Et la route était pénible. Elle montait raide, comme un chemin de Golgotha. Elle se hérissait, çà et là, de pointes pierreuses qui meurtrissaient les pieds. Elle ne connaissait point la caresse des attouchements amoureux ; elle rendait douloureuse l’ascension du Plaisir.

Et elle était mortellement calme, calme comme l’immobilité de l’espace. Ce dimanche-là, tout reposait, l’homme et les éléments de la nature. Seule, la Bièvre coulait au bas du vallon, mais silencieusement, peureusement, resserrant le plus possible ses impures molécules entre elles, afin qu’elles ne fassent pas de bruit en se touchant.

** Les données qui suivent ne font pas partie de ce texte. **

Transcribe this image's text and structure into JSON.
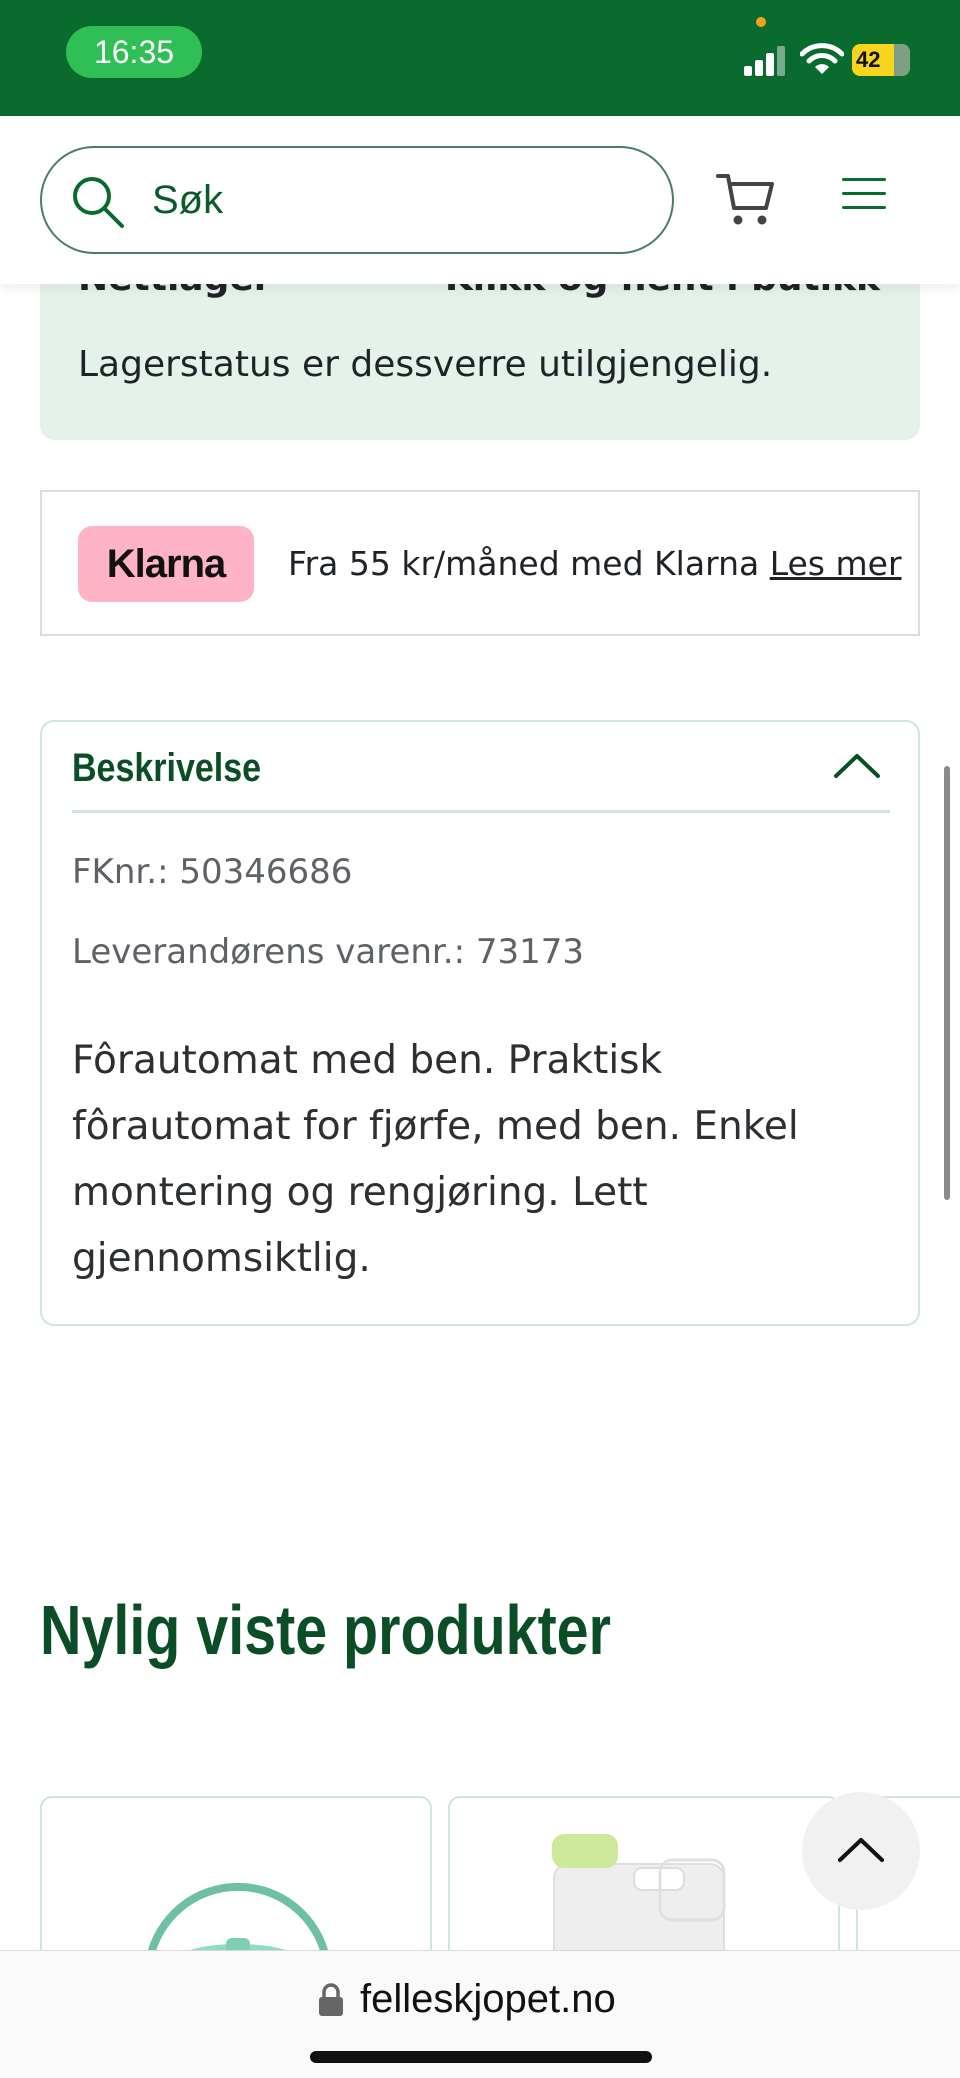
{
  "status_bar": {
    "time": "16:35",
    "battery": "42"
  },
  "header": {
    "search_placeholder": "Søk"
  },
  "stock": {
    "col_left_label": "Nettlager",
    "col_right_label": "Klikk og hent i butikk",
    "status": "Lagerstatus er dessverre utilgjengelig."
  },
  "klarna": {
    "logo": "Klarna",
    "text": "Fra 55 kr/måned med Klarna",
    "link": "Les mer"
  },
  "description": {
    "title": "Beskrivelse",
    "fk_number": "FKnr.: 50346686",
    "supplier_number": "Leverandørens varenr.: 73173",
    "body": "Fôrautomat med ben. Praktisk fôrautomat for fjørfe, med ben. Enkel montering og rengjøring. Lett gjennomsiktlig."
  },
  "recently_viewed": {
    "title": "Nylig viste produkter"
  },
  "browser": {
    "url": "felleskjopet.no"
  },
  "colors": {
    "brand_green": "#0a6b2e",
    "heading_green": "#0a4d26",
    "stock_bg": "#e5f2ea",
    "klarna_pink": "#ffb3c7"
  }
}
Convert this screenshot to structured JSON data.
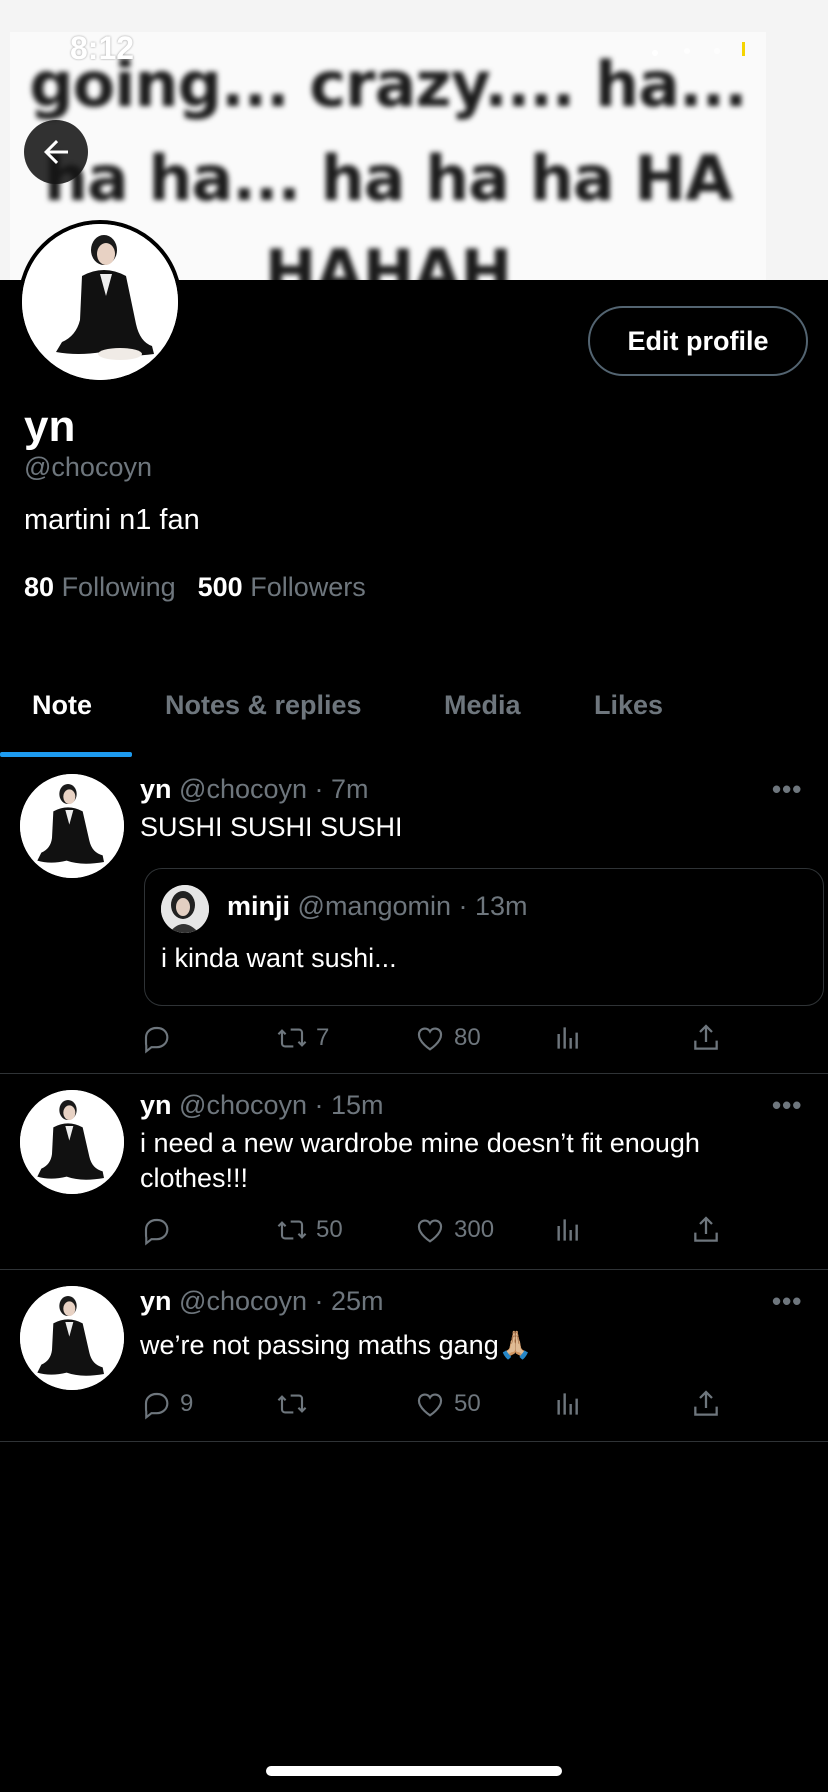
{
  "status_bar": {
    "time": "8:12"
  },
  "banner": {
    "lines": [
      "going... crazy.... ha...",
      "ha ha... ha ha ha HA",
      "HAHAH"
    ]
  },
  "profile": {
    "name": "yn",
    "handle": "@chocoyn",
    "bio": "martini n1 fan",
    "following_count": "80",
    "following_label": "Following",
    "followers_count": "500",
    "followers_label": "Followers",
    "edit_button": "Edit profile"
  },
  "tabs": [
    {
      "label": "Note",
      "active": true
    },
    {
      "label": "Notes & replies",
      "active": false
    },
    {
      "label": "Media",
      "active": false
    },
    {
      "label": "Likes",
      "active": false
    }
  ],
  "tweets": [
    {
      "name": "yn",
      "handle": "@chocoyn",
      "time": "7m",
      "text": "SUSHI SUSHI SUSHI",
      "quote": {
        "name": "minji",
        "handle": "@mangomin",
        "time": "13m",
        "text": "i kinda want sushi..."
      },
      "replies": "",
      "retweets": "7",
      "likes": "80"
    },
    {
      "name": "yn",
      "handle": "@chocoyn",
      "time": "15m",
      "text": "i need a new wardrobe mine doesn’t fit enough clothes!!!",
      "replies": "",
      "retweets": "50",
      "likes": "300"
    },
    {
      "name": "yn",
      "handle": "@chocoyn",
      "time": "25m",
      "text": "we’re not passing maths gang🙏🏼",
      "replies": "9",
      "retweets": "",
      "likes": "50"
    }
  ],
  "icons": {
    "back": "arrow-left-icon",
    "more": "more-icon",
    "reply": "reply-icon",
    "retweet": "retweet-icon",
    "like": "heart-icon",
    "views": "views-icon",
    "share": "share-icon"
  },
  "colors": {
    "accent": "#1d9bf0",
    "muted": "#6e767d",
    "border": "#2f3336"
  }
}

Ils gravissaient lentement ce Golgotha. Sa mère lui dit :

— Retourne-toi.

Il se retourna.

— Tu ne me comprends pas : retourne-toi vers les ans révolus. L’avons-nous éprouvée, cette fameuse Sensation ? Tu me navres, Mauri, tu n’as été que de ton siècle.

La cheminée du tunnel se profilait, en lâchant des panaches de fumée noire, très noire.

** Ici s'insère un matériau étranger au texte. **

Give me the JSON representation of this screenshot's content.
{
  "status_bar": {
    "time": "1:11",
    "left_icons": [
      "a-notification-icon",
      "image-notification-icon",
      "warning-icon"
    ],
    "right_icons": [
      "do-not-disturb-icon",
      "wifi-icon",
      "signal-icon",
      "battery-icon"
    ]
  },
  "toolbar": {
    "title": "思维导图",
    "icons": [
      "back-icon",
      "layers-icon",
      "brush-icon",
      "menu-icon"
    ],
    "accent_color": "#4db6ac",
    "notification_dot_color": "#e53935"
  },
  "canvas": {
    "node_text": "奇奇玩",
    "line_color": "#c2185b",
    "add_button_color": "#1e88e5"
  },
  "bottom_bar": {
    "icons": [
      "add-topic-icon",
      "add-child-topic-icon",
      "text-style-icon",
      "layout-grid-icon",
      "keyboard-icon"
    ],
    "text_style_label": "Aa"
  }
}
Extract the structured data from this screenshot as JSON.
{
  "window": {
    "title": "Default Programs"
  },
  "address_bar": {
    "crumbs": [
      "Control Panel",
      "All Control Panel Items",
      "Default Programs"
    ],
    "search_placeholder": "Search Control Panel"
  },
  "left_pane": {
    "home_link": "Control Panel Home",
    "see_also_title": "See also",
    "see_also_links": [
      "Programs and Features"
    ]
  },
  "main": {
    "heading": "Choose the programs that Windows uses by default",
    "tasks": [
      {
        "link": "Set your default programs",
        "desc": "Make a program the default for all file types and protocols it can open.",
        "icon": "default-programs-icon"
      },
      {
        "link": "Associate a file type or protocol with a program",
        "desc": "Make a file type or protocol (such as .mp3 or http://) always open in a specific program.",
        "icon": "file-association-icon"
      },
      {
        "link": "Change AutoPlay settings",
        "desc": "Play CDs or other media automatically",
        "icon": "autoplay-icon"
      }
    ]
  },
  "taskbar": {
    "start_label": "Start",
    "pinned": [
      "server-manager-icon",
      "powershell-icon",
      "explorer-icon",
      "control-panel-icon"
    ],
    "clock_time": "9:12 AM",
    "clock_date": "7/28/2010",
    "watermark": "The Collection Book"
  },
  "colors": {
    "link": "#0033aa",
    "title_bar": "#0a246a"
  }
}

— Les entrailles de la terre résonnent de la trépidation de tes découvertes ; tu as procréé un être splendide ; tu as aimé ordinairement ! Tu as mangé de la cervelle de cadavre, et tu n’as pas saisi le côté symbolique de cette profanation ! Il faut donc que je te façonne, ô vulgaire homme ! Pleurons et réjouissons-nous ; nous serons aujourd’hui des Bienheureux Damnés. Si l’homme pouvait un jour ignorer qui il est ! Oh, l’oubli ! Oh, le souvenir !

Elle relevait ses jupes, indécemment.

— Je brûle. Je voudrais errer dans des mers de glace. J’ai quelque chose qui me travaille dans la tête. Je vois voler des éléphants ; je vois ramper des soleils, je vois s’illuminer des ténèbres. Oh, si l’on pouvait vivre de vie et mourir de mort ! Holà ! les chevaliers errants de l’Oubli ! À quatre pattes, je vois valser une sangsue dont les cheveux flottent au vent ; avec sa mâchoire d’acier, elle broie des liquides et elle boit des étoiles… Je crois que je cesse d’être folle ! Deviens-je sage ?

Elle crachait du sang, et ses yeux en étaient injectés. Elle avait la figure pâle des vierges, et comme un spectre, son grand corps se profilait sur la poussière infinie du chemin.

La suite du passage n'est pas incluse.